TreeMap has O(log n) performance (best case), however, since I need the following operations efficiently:

  • get the highest element
  • get XY highest elements
  • insert

Other possibility would be to make a PriorityQueue with the following:

  • use " index " element as order for PriorityQueue
  • equals implementation to check only "index" element equality but this would be a hack since "equals" method would be error prone (if used outside of PriorityQueue ).

Any better structure for this?

More details below which you might skip since the first answer provided good answer for this specifics, however, I'm keeping it active for the theoretical discussion.

NOTE: I could use non standard data structures, in this project I'm already using UnrolledLinkedList since it most likely would be the most efficient structure for another use.

THIS IS USE CASE (in case you are interesting): I'm constructing AI for a computer game where

  OffensiveNessHistory myOffensiveNess = battle.pl[orderNumber].calculateOffensivenessHistory();

With possible implementations:

public class OffensiveNessHistory {
  PriorityQueue<OffensiveNessHistoryEntry> offensivenessEntries = new PriorityQueue<OffensiveNessHistoryEntry>();
..

or

public class OffensiveNessHistory {
  TreeMap<Integer, OffensiveNessHistoryEntry> offensivenessEntries = new TreeMap();
..

I want to check first player offensiveness and defensiveness history to calculate the predict if I should play the most offensive or the most defensive move.

First, you should think about the size of the structure (optimizing for just a few entries might not be worth it) and the frequency of the operations.

If reads are more frequent than writes (which I assume is the case), I'd use a structure that optimizes for reads on the cost of inserts, eg a sorted ArrayList where you insert at a position found using a binary search.

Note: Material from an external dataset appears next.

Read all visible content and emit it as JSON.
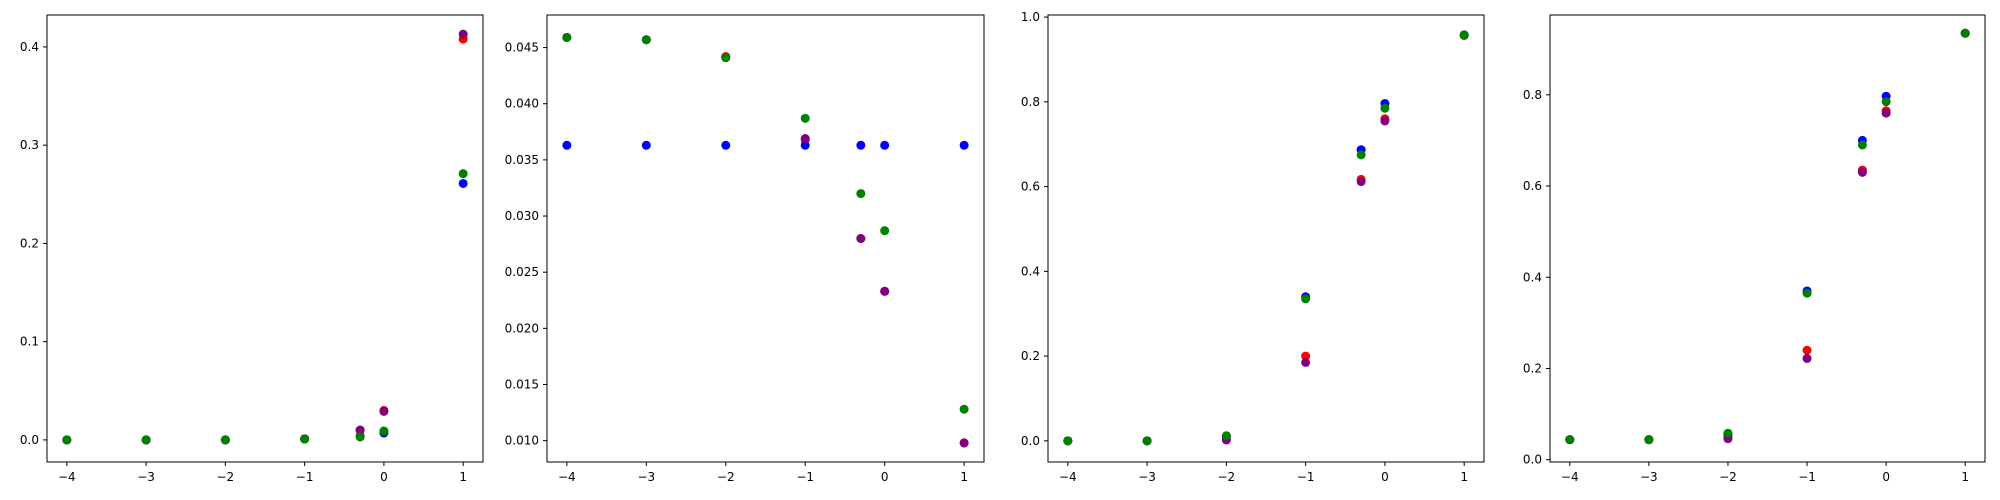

This would be O(log n) for the search + the cost of moving other entries to the right but would mean good cache coherence and O(1) lookups.

A standard PriorityQueue internally also uses an array, but would require you to use an iterator to get element n (eg if you'd at point need the median or the lowest entry).

There might be strutures that optimize write even more while keeping O(1) reads but unless those writes are very frequent you might not even notice any performance gains.

Finally and foremost, you should try not to optimize on guesses but profile first. There might be other parts of your code that might eat up performance and which might render optimization of the datastructures rather useless.